Examination is sufficient to diagnose the disease. however, in some cases (the patient’s family has bowel cancer, the presence of some other systemic diseases, ..) endoscopy may be required.

1- Endoscopic methods: Methods such as rubber band, infrared: Generally, local anesthesia is applied. The patient does not need to be hospitalized.

2-Laser hemorrhoid surgery: It is the flow and coagulation of hemorrhoids by entering them with a thin laser cable. It cannot be applied with local anesthesia, spinal anesthesia (by numbing the waist) or general anesthesia (by anesthetizing) can be applied. takes twenty to 30 minutes. Requires hospitalization even for a short time after surgery. usually no dressing is required. patients are usually on their feet and able to do their own work the next day. Return-to-work time is variable.

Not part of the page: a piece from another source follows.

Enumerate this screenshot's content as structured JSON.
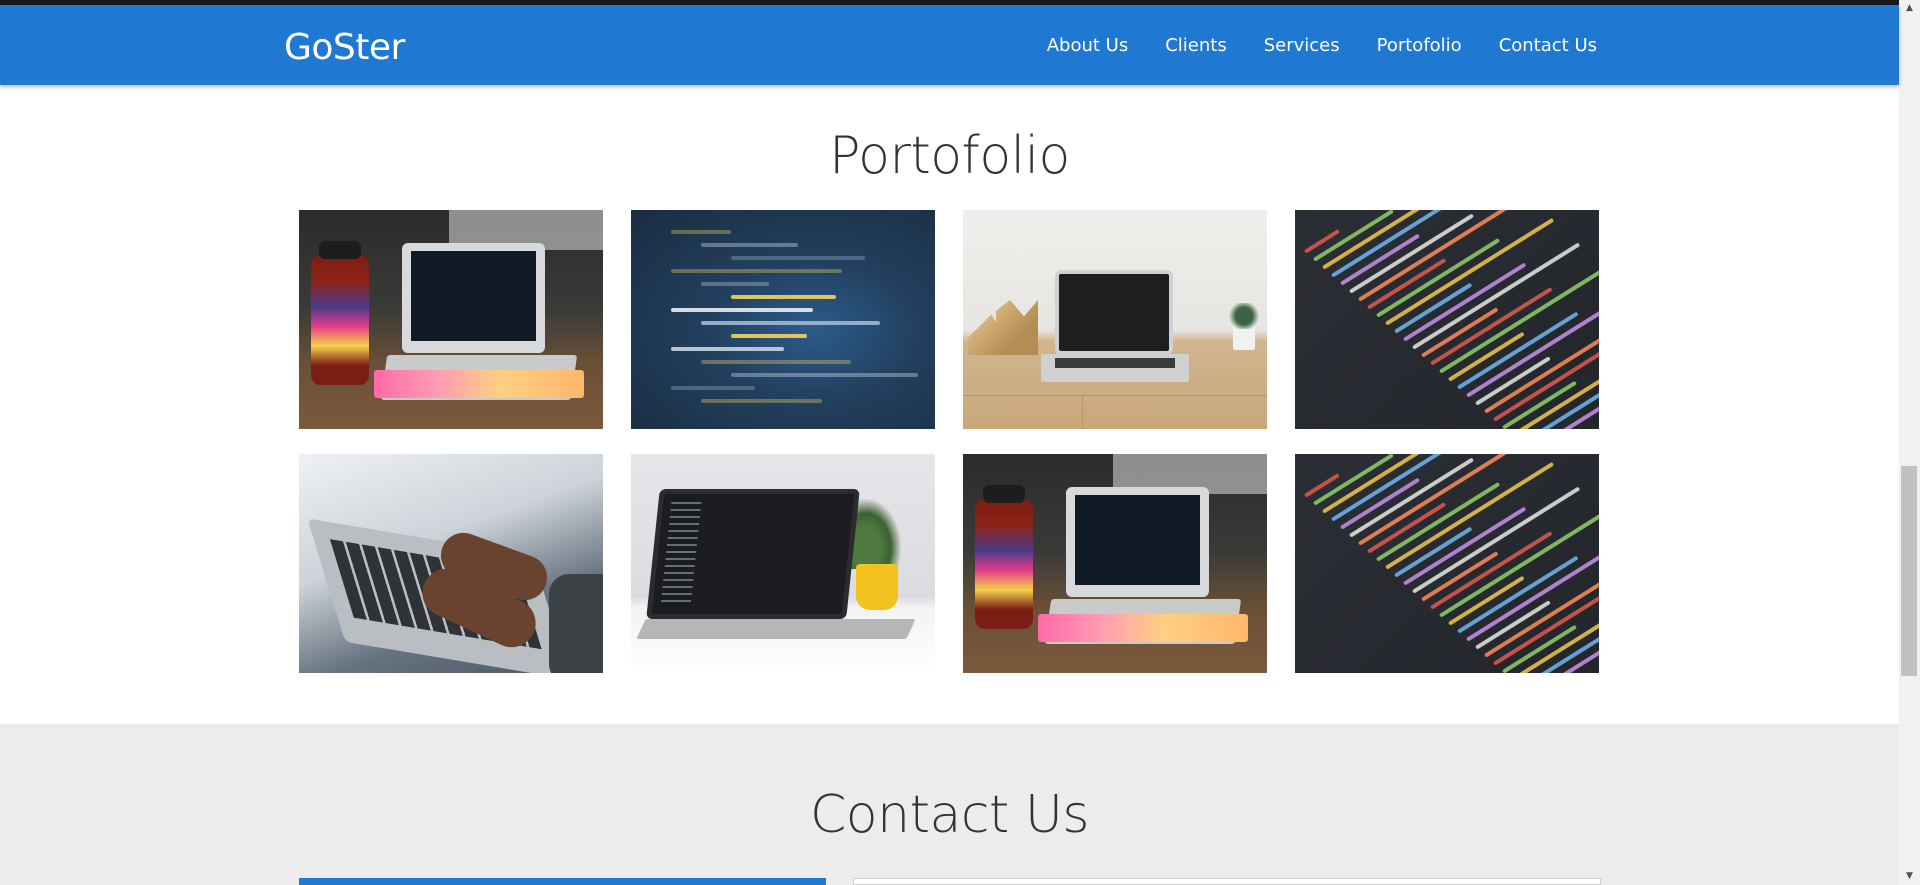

3-classical hemorrhoid surgeries: It is the method of removing a certain amount of hemorrhoid tissue and closing it with sutures in advanced hemorrhoids. It is done by anesthetizing or anesthetizing the waist. The type of surgery varies according to the patient, the hemorrhoid and the surgeon. The post-operative situation also differs.

4-Longo method (Stappler, with staples) hemorrhoid surgery: Hemorrhoids in the breech come out over time and can no longer enter. Hemorrhoids that continue to grow now cause the last part of the breech to hang out. It is not possible to correct this situation with classical surgical methods. this is called breech prolapse (anal prolapse). In suitable patients to correct this situation, a circular part is removed by a stapler within a few cm of the anus, and the same staple sticks the ends of the protruding part together. Thus, the part that hangs out of the breech is placed back in its place, and the surgical procedure for hemorrhoids is applied at the same time. It can be done by anesthetizing the waist or with general anesthesia. takes about half an hour. In general, patients are kept under control in the hospital for 1 night. In the postoperative period, the pain is not too much. however, rectal edema, difficult defecation, and sometimes a feeling of restlessness may develop. these complaints can last for weeks. Implementation requires experience.

After these methods, it is necessary to take measures to prevent the recurrence of hemorrhoid disease. drug treatments, prevention of constipation, dietary measures, physical activity recommendations are the main ones. however, the disease may recur. Recurrence rates vary according to the treatment applied. In case of recurrence, the necessity of re-intervention is decided according to the current situation.

If hemorrhoid disease is left untreated, it can lead to bleeding, clot accumulation (thrombosis), inflammation, and prolapse of the anus. however, it does not cause cancer as popularly thought.

As a result, the period when the disease is diagnosed and the patient’s condition guide the treatment. The recovery period after surgery also varies depending on the method applied and the condition of the hemorrhoids.